Le immagini dal satellite diffuse dall’Esa rendono visibile l’effetto sull’inquinamento delle misure per fermare l’epidemia. Diminuisce la presenza nell’aria del biossido di azoto, in particolar modo nel nord Italia / L’animazione / Legambiente fa il fact checking a Coronavirus e inquinamento atmosfericoLa pandemia collegata alla perdita di biodiversità / Wmo: “Il calo delle emissioni per il Coronavirus non faccia venir meno le azioni per il clima”

immagini del satellite dell'Esa del nord Italia
Il blocco per prevenire la diffusione del coronavirus sta facendo diminuire l’inquinamento atmosferico.

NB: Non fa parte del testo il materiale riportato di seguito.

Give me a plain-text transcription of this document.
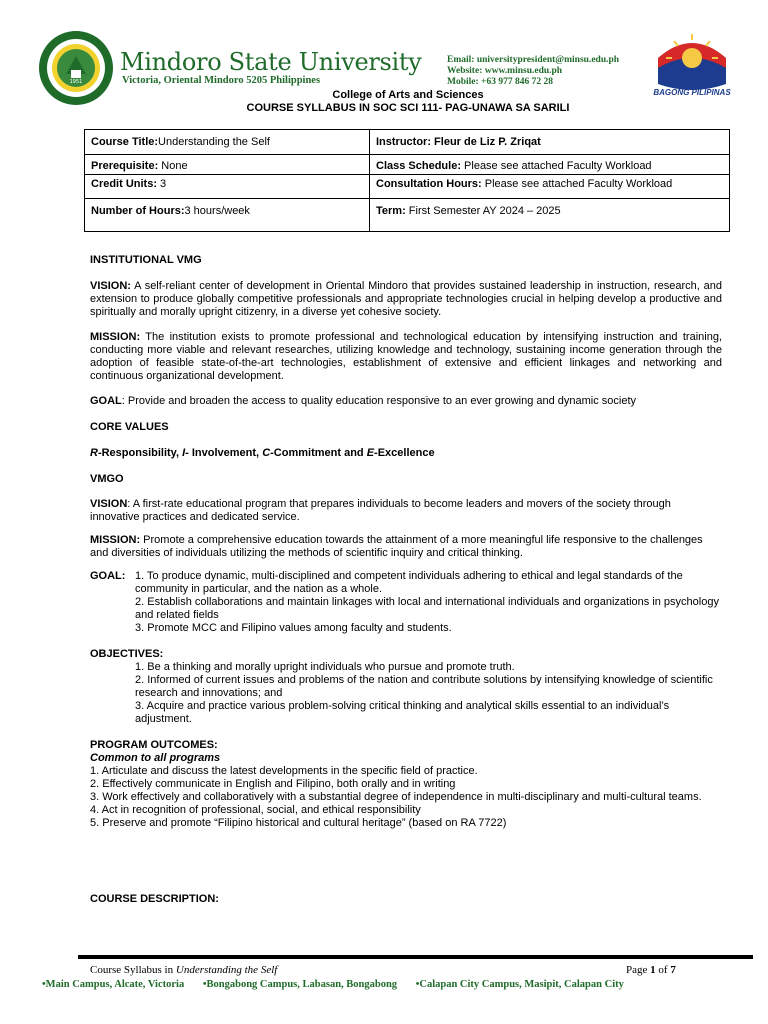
1951
Mindoro State University
Victoria, Oriental Mindoro 5205 Philippines
Email: universitypresident@minsu.edu.ph
Website: www.minsu.edu.ph
Mobile: +63 977 846 72 28
BAGONG PILIPINAS
College of Arts and Sciences
COURSE SYLLABUS IN SOC SCI 111- PAG-UNAWA SA SARILI
Course Title:Understanding the Self	Instructor: Fleur de Liz P. Zriqat
Prerequisite: None	Class Schedule: Please see attached Faculty Workload
Credit Units: 3	Consultation Hours: Please see attached Faculty Workload
Number of Hours:3 hours/week	Term: First Semester AY 2024 – 2025

INSTITUTIONAL VMG

VISION: A self-reliant center of development in Oriental Mindoro that provides sustained leadership in instruction, research, and extension to produce globally competitive professionals and appropriate technologies crucial in helping develop a productive and spiritually and morally upright citizenry, in a diverse yet cohesive society.

MISSION: The institution exists to promote professional and technological education by intensifying instruction and training, conducting more viable and relevant researches, utilizing knowledge and technology, sustaining income generation through the adoption of feasible state-of-the-art technologies, establishment of extensive and efficient linkages and networking and continuous organizational development.

GOAL: Provide and broaden the access to quality education responsive to an ever growing and dynamic society

CORE VALUES

R-Responsibility, I- Involvement, C-Commitment and E-Excellence

VMGO

VISION: A first-rate educational program that prepares individuals to become leaders and movers of the society through innovative practices and dedicated service.

MISSION: Promote a comprehensive education towards the attainment of a more meaningful life responsive to the challenges and diversities of individuals utilizing the methods of scientific inquiry and critical thinking.

GOAL: 1. To produce dynamic, multi-disciplined and competent individuals adhering to ethical and legal standards of the community in particular, and the nation as a whole.

2. Establish collaborations and maintain linkages with local and international individuals and organizations in psychology and related fields

3. Promote MCC and Filipino values among faculty and students.

OBJECTIVES:

1. Be a thinking and morally upright individuals who pursue and promote truth.

2. Informed of current issues and problems of the nation and contribute solutions by intensifying knowledge of scientific research and innovations; and

3. Acquire and practice various problem-solving critical thinking and analytical skills essential to an individual’s adjustment.

PROGRAM OUTCOMES:

Common to all programs

1. Articulate and discuss the latest developments in the specific field of practice.

2. Effectively communicate in English and Filipino, both orally and in writing

3. Work effectively and collaboratively with a substantial degree of independence in multi-disciplinary and multi-cultural teams.

4. Act in recognition of professional, social, and ethical responsibility

5. Preserve and promote “Filipino historical and cultural heritage” (based on RA 7722)

COURSE DESCRIPTION:

Course Syllabus in Understanding the Self	Page 1 of 7
•Main Campus, Alcate, Victoria •Bongabong Campus, Labasan, Bongabong •Calapan City Campus, Masipit, Calapan City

Dopo la Cina, la confermaarriva anche per l’Italia dalle immagini che giungono dal satellite Copernicus Sentinel-5P: calano in particolar modo le emissioni di biossido di azoto, particolarmente nelle regioni del nord.

Un’animazione diffusa dall’Esa mostra le fluttuazioni dell’emissioni di biossido di azoto in Europa dal 1 ° gennaio 2020 all’11 marzo 2020. “Il calo delle emissioni di biossido di azoto nella Pianura Padana nel nord Italia è particolarmente evidente – spiega Claus Zehner, responsabile della missione Copernicus Sentinel-5P dell’Esa – Anche se potrebbero esserci lievi variazioni nei dati a causa della copertura nuvolosa e del cambiamento delle condizioni meteorologiche, pensiamo che la riduzione delle emissioni che possiamo vedere, coincida con il blocco in Italia che causa meno traffico e attività industriali».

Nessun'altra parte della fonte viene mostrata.